Se si è vittima di un incidente stradale, l’assicurazione dovrà risarcire sia le spese sopportate per le cure sia il calo dei guadagni scaturiti dall’incapacità di poter lavorare.

Il pronunciamento arriva dalla sesta sezione della Corte di Cassazione, che il 4 maggio 2016 ha emesso un’ordinanza (la numero 8896) dove si calcola, in base al reddito, il risarcimento basato sull’effettivo danno. In pratica, il conteggio verte sul guadagno perduto.

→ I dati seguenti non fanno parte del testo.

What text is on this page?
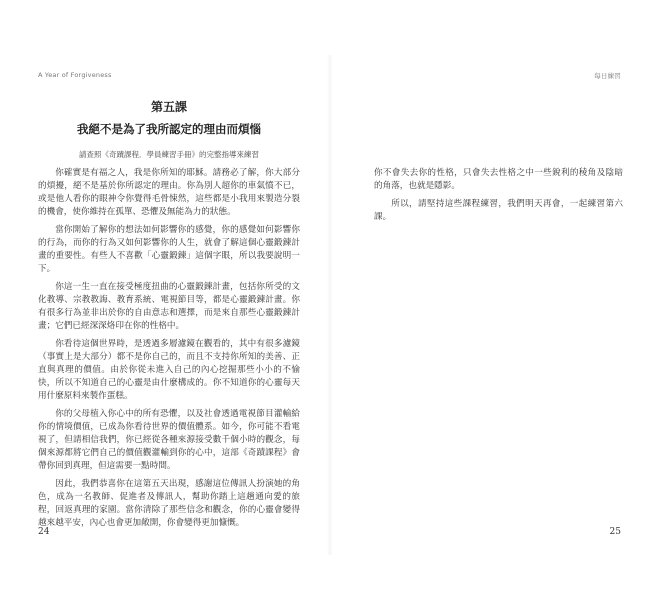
A Year of Forgiveness
第五課
我絕不是為了我所認定的理由而煩惱
請查照《奇蹟課程．學員練習手冊》的完整指導來練習

你確實是有福之人，我是你所知的耶穌。請務必了解，你大部分的煩擾，絕不是基於你所認定的理由。你為別人超你的車氣憤不已，或是他人看你的眼神令你覺得毛骨悚然，這些都是小我用來製造分裂的機會，使你維持在孤單、恐懼及無能為力的狀態。

當你開始了解你的想法如何影響你的感覺，你的感覺如何影響你的行為，而你的行為又如何影響你的人生，就會了解這個心靈鍛鍊計畫的重要性。有些人不喜歡「心靈鍛鍊」這個字眼，所以我要說明一下。

你這一生一直在接受極度扭曲的心靈鍛鍊計畫，包括你所受的文化教導、宗教教誨、教育系統、電視節目等，都是心靈鍛鍊計畫。你有很多行為並非出於你的自由意志和選擇，而是來自那些心靈鍛鍊計畫；它們已經深深烙印在你的性格中。

你看待這個世界時，是透過多層濾鏡在觀看的，其中有很多濾鏡（事實上是大部分）都不是你自己的，而且不支持你所知的美善、正直與真理的價值。由於你從未進入自己的內心挖掘那些小小的不愉快，所以不知道自己的心靈是由什麼構成的。你不知道你的心靈每天用什麼原料來製作蛋糕。

你的父母植入你心中的所有恐懼，以及社會透過電視節目灌輸給你的情境價值，已成為你看待世界的價值體系。如今，你可能不看電視了，但請相信我們，你已經從各種來源接受數千個小時的觀念，每個來源都將它們自己的價值觀灌輸到你的心中，這部《奇蹟課程》會帶你回到真理，但這需要一點時間。

因此，我們恭喜你在這第五天出現，感謝這位傳訊人扮演她的角色，成為一名教師、促進者及傳訊人，幫助你踏上這趟通向愛的旅程，回返真理的家園。當你清除了那些信念和觀念，你的心靈會變得越來越平安，內心也會更加敞開，你會變得更加慷慨。

24
每日練習

你不會失去你的性格，只會失去性格之中一些銳利的稜角及陰暗的角落，也就是隱影。

所以，請堅持這些課程練習，我們明天再會，一起練習第六課。

25
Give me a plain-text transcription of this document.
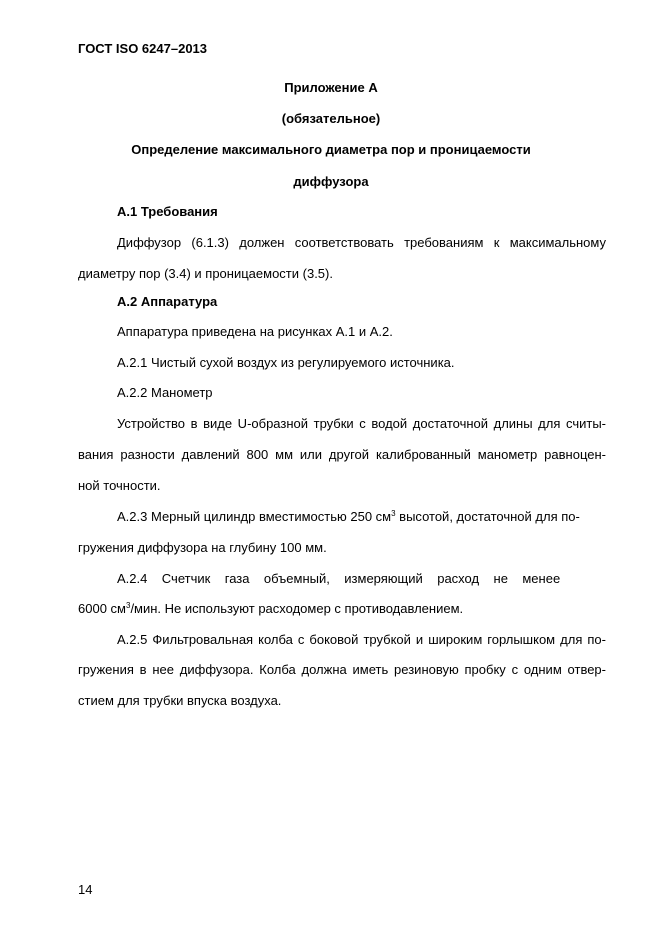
ГОСТ ISO 6247–2013
Приложение А
(обязательное)
Определение максимального диаметра пор и проницаемости
диффузора
А.1 Требования
Диффузор (6.1.3) должен соответствовать требованиям к максимальному
диаметру пор (3.4) и проницаемости (3.5).
А.2 Аппаратура
Аппаратура приведена на рисунках А.1 и А.2.
А.2.1 Чистый сухой воздух из регулируемого источника.
А.2.2 Манометр
Устройство в виде U-образной трубки с водой достаточной длины для считы-
вания разности давлений 800 мм или другой калиброванный манометр равноцен-
ной точности.
А.2.3 Мерный цилиндр вместимостью 250 $см^3$ высотой, достаточной для по-
гружения диффузора на глубину 100 мм.
А.2.4    Счетчик    газа    объемный,    измеряющий    расход    не    менее
6000 $см^3$/мин. Не используют расходомер с противодавлением.
А.2.5 Фильтровальная колба с боковой трубкой и широким горлышком для по-
гружения в нее диффузора. Колба должна иметь резиновую пробку с одним отвер-
стием для трубки впуска воздуха.
14
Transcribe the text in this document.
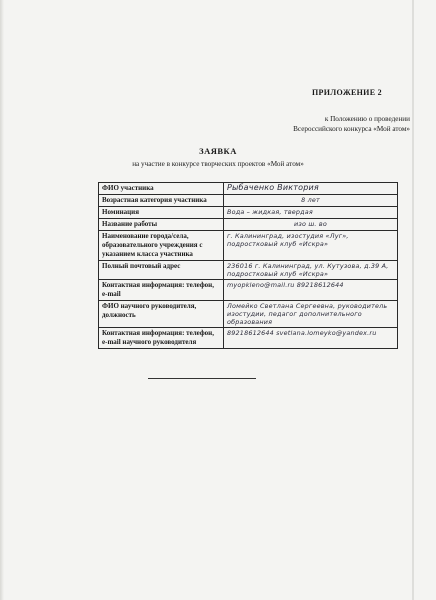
ПРИЛОЖЕНИЕ 2
к Положению о проведении
Всероссийского конкурса «Мой атом»
ЗАЯВКА
на участие в конкурсе творческих проектов «Мой атом»
ФИО участника	Рыбаченко Виктория
Возрастная категория участника	8 лет
Номинация	Вода – жидкая, твердая
Название работы	изо ш. во
Наименование города/села, образовательного учреждения с указанием класса участника	г. Калининград, изостудия «Луг», подростковый клуб «Искра»
Полный почтовый адрес	236016 г. Калининград, ул. Кутузова, д.39 А, подростковый клуб «Искра»
Контактная информация: телефон, e-mail	myopkleno@mail.ru 89218612644
ФИО научного руководителя, должность	Ломейко Светлана Сергеевна, руководитель изостудии, педагог дополнительного образования
Контактная информация: телефон, e-mail научного руководителя	89218612644 svetlana.lomeyko@yandex.ru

Il caso era partito da un motociclista contro la compagnia del responsabile del sinistro per la perdita di capacità di profitto durante il periodo di stop forzato. Una richiesta approvata dal Tribunale di Brescia e dalla Corte d’Appello che, tra le altre, hanno accolto la domanda di risarcimento del danno di perdita della capacità di guadagno e hanno liquidato il relativo pregiudizio in base al reddito più alto percepito dalla vittima nei tre anni precedenti al sinistro. Il gruppo assicurativo, però, ha impugnato il provvedimento, lamentandone l’erroneità in iure, sul presupposto che, siccome al momento dell’incidente la vittima godeva di un reddito esiguo, il danno si sarebbe dovuto liquidare in base al parametro del triplo della pensione sociale (assegno sociale). Ma per il Tribunale e la Corte d’Appello di Brescia la tesi del ricorrente è infondata, perché il risarcimento si trasformerebbe in indennizzo. E fissa i parametri. “La liquidazione del danno patrimoniale da incapacità lavorativa, patito da un soggetto percettore di reddito da lavoro – si legge nell’ordinanza –, deve avvenire ponendo a base del calcolo il reddito effettivamente perduto dalla vittima e non il triplo della pensione sociale. Il ricorso a tale ultimo criterio, ai sensi dell’articolo 137 del Codice assicurativo, può essere consentito solo quando il giudice di merito accerti, con valutazione di fatto, non sindacabile in sede di legittimità, che la vittima al momento dell’infortunio godeva sì di un reddito ma questa era talmente modesto o sporadico da rendere la vittima sostanzialmente equiparabile a un disoccupato”.

E ancora: “Nella liquidazione del danno patrimoniale futuro da incapacità di lavoro il reddito della vittima da porre a base del calcolo deve essere equitativamente aumentato rispetto a quello concretamente percepito, quando sia ragionevole ritenere che esso negli anni a venire sarebbe verosimilmente cresciuto”.